To solve this problem, let's break it down step by step:
1. Start by drawing a free body diagram for each mass. In this case, we have three masses: M1, M2, and the hanging mass. Label the forces. Since everything is frictionless, the only forces acting on each mass are the force of gravity (Fg) and the tension forces (T1 and T2).
2. The hanging mass experiences only the force of gravity since it is not on a surface. So, draw a downward arrow to represent Fg on the hanging mass.
3. For the other two masses, draw both Fg and Fn arrows. The force of gravity (Fg) is downward, and the normal force (Fn) is upward. Since the surfaces are frictionless, Fn is equal in magnitude and opposite in direction to Fg.
4. Now, using Newton's second law (F = ma), write the equations of motion for each mass. Since all the masses are connected by the same rope or string, their accelerations are the same. Let's assume the acceleration is "a".
- For M1: T1 - M1g = M1a (1)
- For M2: T2 - M2g = M2a (2)
- For the hanging mass: Mhg - Mhg = Mhga (3) [since Fg and Fn cancel each other out]
5. The hanging mass is released from rest, which means it initially has zero velocity. Therefore, its initial acceleration is also zero (a = 0).
6. Now, we can solve the system of equations. Since a = 0, equation (3) becomes Mhg - Mhg = 0, which simplifies to 0 = 0. This equation does not provide any new information.

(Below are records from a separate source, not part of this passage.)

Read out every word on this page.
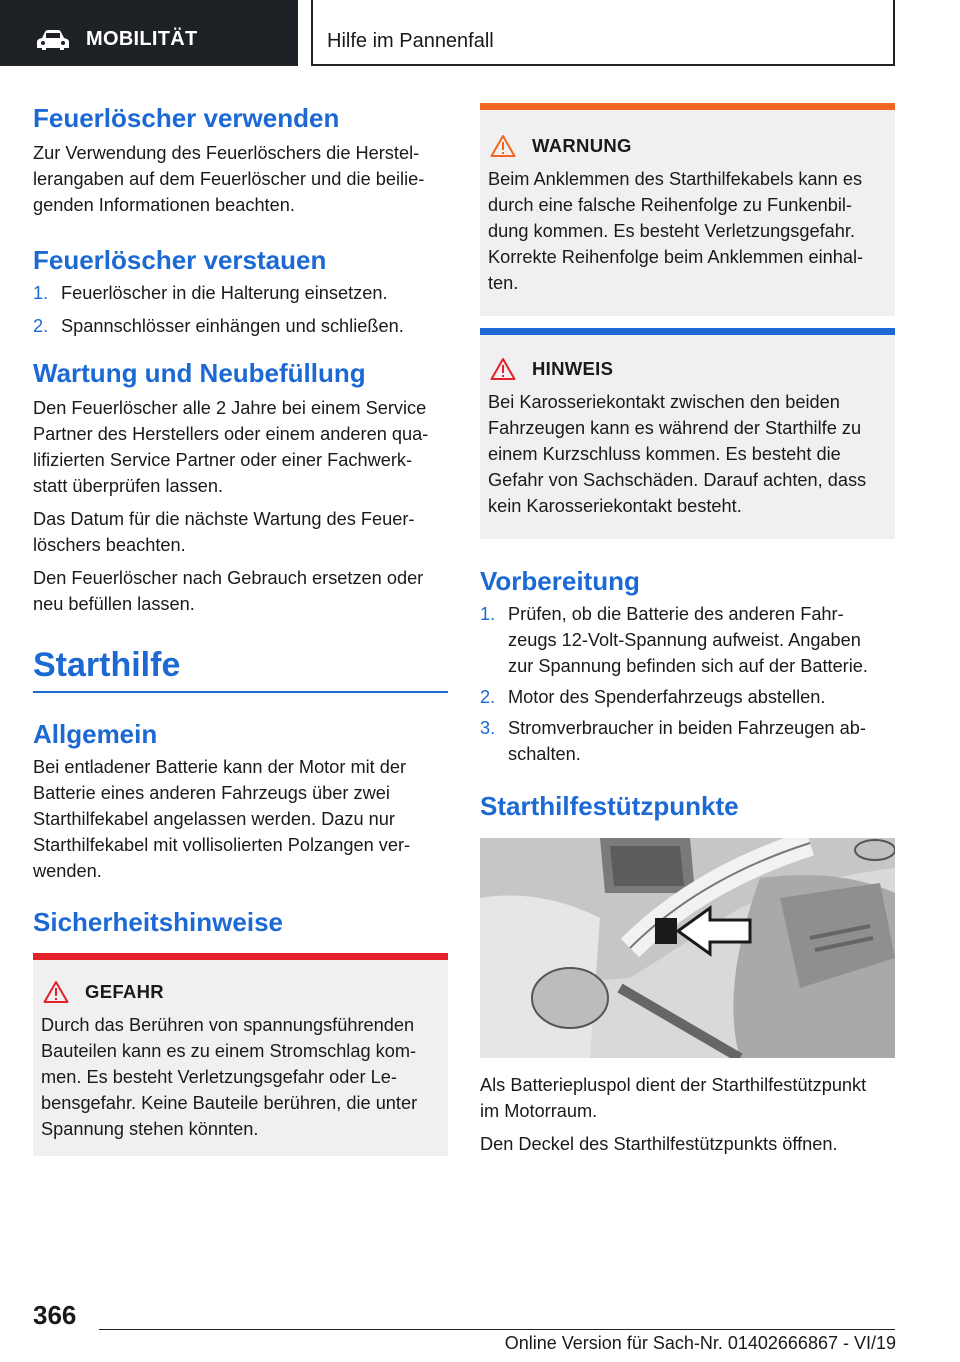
MOBILITÄT	Hilfe im Pannenfall
Feuerlöscher verwenden

Zur Verwendung des Feuerlöschers die Herstel-
lerangaben auf dem Feuerlöscher und die beilie-
genden Informationen beachten.

Feuerlöscher verstauen
1. Feuerlöscher in die Halterung einsetzen.
2. Spannschlösser einhängen und schließen.
Wartung und Neubefüllung

Den Feuerlöscher alle 2 Jahre bei einem Service
Partner des Herstellers oder einem anderen qua-
lifizierten Service Partner oder einer Fachwerk-
statt überprüfen lassen.

Das Datum für die nächste Wartung des Feuer-
löschers beachten.

Den Feuerlöscher nach Gebrauch ersetzen oder
neu befüllen lassen.

Starthilfe
Allgemein

Bei entladener Batterie kann der Motor mit der
Batterie eines anderen Fahrzeugs über zwei
Starthilfekabel angelassen werden. Dazu nur
Starthilfekabel mit vollisolierten Polzangen ver-
wenden.

Sicherheitshinweise
GEFAHR

Durch das Berühren von spannungsführenden
Bauteilen kann es zu einem Stromschlag kom-
men. Es besteht Verletzungsgefahr oder Le-
bensgefahr. Keine Bauteile berühren, die unter
Spannung stehen könnten.

WARNUNG

Beim Anklemmen des Starthilfekabels kann es
durch eine falsche Reihenfolge zu Funkenbil-
dung kommen. Es besteht Verletzungsgefahr.
Korrekte Reihenfolge beim Anklemmen einhal-
ten.

HINWEIS

Bei Karosseriekontakt zwischen den beiden
Fahrzeugen kann es während der Starthilfe zu
einem Kurzschluss kommen. Es besteht die
Gefahr von Sachschäden. Darauf achten, dass
kein Karosseriekontakt besteht.

Vorbereitung
1. Prüfen, ob die Batterie des anderen Fahr-
zeugs 12-Volt-Spannung aufweist. Angaben
zur Spannung befinden sich auf der Batterie.
2. Motor des Spenderfahrzeugs abstellen.
3. Stromverbraucher in beiden Fahrzeugen ab-
schalten.
Starthilfestützpunkte

Als Batteriepluspol dient der Starthilfestützpunkt
im Motorraum.

Den Deckel des Starthilfestützpunkts öffnen.

366
Online Version für Sach-Nr. 01402666867 - VI/19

7. Solving equations (1) and (2) simultaneously, we eliminate a to find the values of T1 and T2. Substitute the value of a from equation (2) into equation (1):
T1 - M1g = M1(M2g + M1g) / (M1 + M2)
Simplify the equation and plug in the given values for M1 and M2:
T1 - 12g = (12g)(8g + 12g) / (12g + 8g)
T1 - 12g = (12g)(20g) / (20g)
T1 - 12g = 240g
T1 = 252g
Therefore, T1 = 252g.
8. Now, substitute the value of T1 back into equation (2):
252g - 8g = 8g(8g) / (12g)
Simplify the equation and plug in the given values:
244g = 64g^2 / 12g
244g = 64g
Divide both sides by g:
244 = 64
This is not a valid solution, and it means that there might be an error in the problem statement or calculations. Please recheck the given values or review the problem setup.

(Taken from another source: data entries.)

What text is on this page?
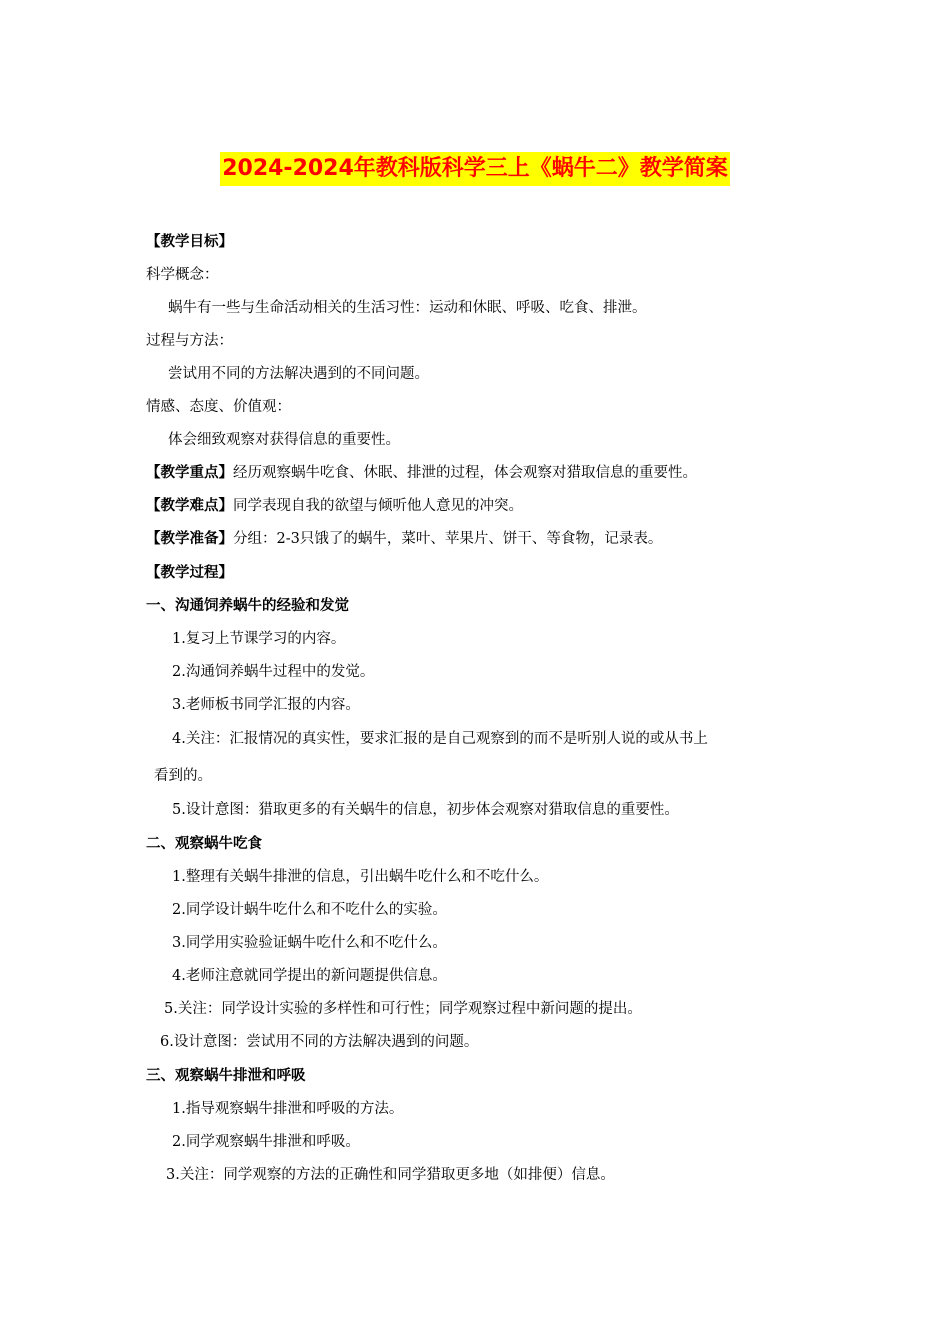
2024-2024年教科版科学三上《蜗牛二》教学简案
【教学目标】
科学概念：
蜗牛有一些与生命活动相关的生活习性：运动和休眠、呼吸、吃食、排泄。
过程与方法：
尝试用不同的方法解决遇到的不同问题。
情感、态度、价值观：
体会细致观察对获得信息的重要性。
【教学重点】经历观察蜗牛吃食、休眠、排泄的过程，体会观察对猎取信息的重要性。
【教学难点】同学表现自我的欲望与倾听他人意见的冲突。
【教学准备】分组：2-3只饿了的蜗牛，菜叶、苹果片、饼干、等食物，记录表。
【教学过程】
一、沟通饲养蜗牛的经验和发觉
1.复习上节课学习的内容。
2.沟通饲养蜗牛过程中的发觉。
3.老师板书同学汇报的内容。
4.关注：汇报情况的真实性，要求汇报的是自己观察到的而不是听别人说的或从书上
看到的。
5.设计意图：猎取更多的有关蜗牛的信息，初步体会观察对猎取信息的重要性。
二、观察蜗牛吃食
1.整理有关蜗牛排泄的信息，引出蜗牛吃什么和不吃什么。
2.同学设计蜗牛吃什么和不吃什么的实验。
3.同学用实验验证蜗牛吃什么和不吃什么。
4.老师注意就同学提出的新问题提供信息。
5.关注：同学设计实验的多样性和可行性；同学观察过程中新问题的提出。
6.设计意图：尝试用不同的方法解决遇到的问题。
三、观察蜗牛排泄和呼吸
1.指导观察蜗牛排泄和呼吸的方法。
2.同学观察蜗牛排泄和呼吸。
3.关注：同学观察的方法的正确性和同学猎取更多地（如排便）信息。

To summarize, in a system where two masses are connected to a hanging mass through a frictionless pulley, you can determine the tensions T1 and T2 by applying Newton's second law and solving the system of equations. However, in this case, the provided values lead to an inconsistent result, suggesting a problem with the setup or calculations.